Hildesheim (epd). Die Hamburger Trendexpertin Birgit Gebhardt hat Kirchenvertreter ermutigt, kirchliche Räume innovativer, hierarchiefreier und einladender zu gestalten. Es gehe gerade im digitalen Zeitalter darum, eine offene, wohnliche Atmosphäre zu schaffen, in der sich Menschen wohlfühlen, sagte die gelernte Innenarchitektin am Mittwoch bei einer Pastoren-Vollversammlung in der evangelischen Michaeliskirche in Hildesheim. Gebhard erforscht die Zukunft der Arbeitswelt und die Bedeutung von Räumen im digitalen Zeitalter. Sie sprach auf dem Generalkonvent des evangelischen Sprengels Hildesheim-Göttingen.

 

Gebhard sagte, Klöster könnten als Vorbilder für die vernetzte Arbeitswelt dienen, da sie bewusst gestaltete Räume für arbeitende Menschen bieten, etwa für das konzentrierte Lernen, für Austausch und Begegnung. «Von Klöstern können wir lernen, wie viel Kraft und Wertschätzung Orte für Menschen ausstrahlen können – auch in Bezug auf ihre Arbeit», sagte Gebhardt in ihrem Vortrag über den «Kommunikationsraum Kirche».

 

Wichtig sei es, dass Kirche Menschen nicht einschüchtere. Die moderne Lebens-, Lern- und Arbeitswelt sei geprägt von flachen Hierarchien, von einem Austausch auf Augenhöhe, davon, dass Menschen sich gemeinsam Wissen erarbeiten.
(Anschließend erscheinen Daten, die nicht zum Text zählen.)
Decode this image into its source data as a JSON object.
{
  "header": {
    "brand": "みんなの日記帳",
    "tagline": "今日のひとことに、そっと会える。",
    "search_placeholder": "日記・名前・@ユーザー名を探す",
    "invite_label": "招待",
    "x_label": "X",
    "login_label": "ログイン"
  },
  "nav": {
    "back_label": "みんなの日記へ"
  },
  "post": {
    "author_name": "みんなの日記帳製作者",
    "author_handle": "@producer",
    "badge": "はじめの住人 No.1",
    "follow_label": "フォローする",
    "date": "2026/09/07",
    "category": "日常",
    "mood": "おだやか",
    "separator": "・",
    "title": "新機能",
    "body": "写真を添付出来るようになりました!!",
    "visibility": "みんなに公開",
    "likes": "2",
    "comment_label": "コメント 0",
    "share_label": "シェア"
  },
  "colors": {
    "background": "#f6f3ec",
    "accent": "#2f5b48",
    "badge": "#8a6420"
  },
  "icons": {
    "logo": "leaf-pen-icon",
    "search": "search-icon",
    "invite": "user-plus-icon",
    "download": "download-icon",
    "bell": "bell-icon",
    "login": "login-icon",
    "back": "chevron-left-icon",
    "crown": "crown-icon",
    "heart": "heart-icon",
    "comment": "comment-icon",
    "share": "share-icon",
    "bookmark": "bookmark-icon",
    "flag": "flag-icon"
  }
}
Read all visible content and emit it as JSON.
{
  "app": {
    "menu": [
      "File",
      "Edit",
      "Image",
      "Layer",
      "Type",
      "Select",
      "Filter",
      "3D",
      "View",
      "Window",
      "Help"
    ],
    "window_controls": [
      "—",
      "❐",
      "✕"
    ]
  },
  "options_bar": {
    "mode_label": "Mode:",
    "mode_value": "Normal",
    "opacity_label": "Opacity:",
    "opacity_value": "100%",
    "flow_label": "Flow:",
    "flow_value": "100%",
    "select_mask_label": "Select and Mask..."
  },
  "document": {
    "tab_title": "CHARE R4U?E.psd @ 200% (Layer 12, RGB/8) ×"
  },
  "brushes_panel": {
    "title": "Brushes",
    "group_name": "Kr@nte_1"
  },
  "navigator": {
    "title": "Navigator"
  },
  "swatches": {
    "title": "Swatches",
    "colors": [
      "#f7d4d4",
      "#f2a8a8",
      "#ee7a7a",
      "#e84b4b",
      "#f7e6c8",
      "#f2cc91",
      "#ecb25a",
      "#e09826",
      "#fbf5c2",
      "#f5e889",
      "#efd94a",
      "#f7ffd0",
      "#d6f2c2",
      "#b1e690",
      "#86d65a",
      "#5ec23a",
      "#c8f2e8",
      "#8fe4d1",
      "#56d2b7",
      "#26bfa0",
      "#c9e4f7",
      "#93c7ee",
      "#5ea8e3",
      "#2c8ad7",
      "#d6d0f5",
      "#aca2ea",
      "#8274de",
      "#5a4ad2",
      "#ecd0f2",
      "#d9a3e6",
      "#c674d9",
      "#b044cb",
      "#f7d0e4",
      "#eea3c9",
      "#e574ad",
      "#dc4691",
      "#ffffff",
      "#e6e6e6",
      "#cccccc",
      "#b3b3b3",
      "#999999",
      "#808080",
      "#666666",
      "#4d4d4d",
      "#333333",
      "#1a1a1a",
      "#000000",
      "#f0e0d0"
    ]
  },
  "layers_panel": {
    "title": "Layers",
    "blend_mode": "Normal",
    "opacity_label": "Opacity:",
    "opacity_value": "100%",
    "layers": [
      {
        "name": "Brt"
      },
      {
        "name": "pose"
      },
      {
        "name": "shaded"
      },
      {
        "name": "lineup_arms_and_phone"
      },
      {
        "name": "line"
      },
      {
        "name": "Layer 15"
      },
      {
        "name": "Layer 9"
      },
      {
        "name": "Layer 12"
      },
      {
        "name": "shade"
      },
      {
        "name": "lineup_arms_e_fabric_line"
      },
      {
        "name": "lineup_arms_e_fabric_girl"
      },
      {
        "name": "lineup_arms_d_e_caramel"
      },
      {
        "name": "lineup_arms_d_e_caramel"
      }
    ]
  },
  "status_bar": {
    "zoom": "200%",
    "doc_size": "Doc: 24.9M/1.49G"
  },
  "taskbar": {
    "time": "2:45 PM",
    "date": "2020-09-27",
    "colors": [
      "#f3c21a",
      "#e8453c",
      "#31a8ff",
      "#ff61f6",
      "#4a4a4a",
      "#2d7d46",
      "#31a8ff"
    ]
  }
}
Fortschrittliche Schulen und Unternehmen hätten längst Abschied genommen von dem Top-Down-Prinzip, nach dem Lehrer und Vorgesetzte Wissen und Entscheidungen über hierarchische Struktur weitergeben.

 

Ob Bildungseinrichtungen, Firmen oder Kirche, es gehe darum, Räume für individuelle Arbeitssituationen zur Verfügung zu stellen, Räume, in denen sich Menschen erfahren und ausprobieren können, sagte die Trendanalystin. Sie könne sich vorstellen, dass lange Tafeln in Kirchen Menschen zum Essen und Diskutieren einladen, dass die Höhe der Gebäude genutzt werde, um zweite Ebenen einzuziehen und so zusätzlichen Raum zu schaffen, um zu wandeln, zu sprechen oder einfach nur bei sich zu sein und die Stille zu genießen. «Teilhabe und Zugang sind dabei wichtige Stichworte.»

 

Viele Menschen müssen in Zeiten von Homeoffice und digitaler Vernetzung nach Ansicht von Gebhardt erst noch lernen, sich in der neuen Arbeitswelt zurechtzufinden. «Wir sind so sozialisiert, dass uns jemand sagt, da ist Dein Arbeitsplatz, dies und jenes hast Du zu tun», sagte die Zukunftsforscherin. «Sich selbst zu organisieren, Informationen zu besorgen, selbstbestimmt zu arbeiten – das will gelernt sein.»

 

Der Sprengel Hildesheim-Göttingen ist einer von sechs nicht selbstständigen Bezirken der Evangelisch-lutherischen Landeskirche Hannovers. Ihm gehören neun Kirchenkreise mit rund 460.000 Gemeindegliedern an. In dem Sprengel, der den südöstlichen Teil der Landeskirche umfasst, sind rund 350 Pastoren und 80 Diakone tätig. Regionalbischöfin ist Adelheid Ruck-Schröder.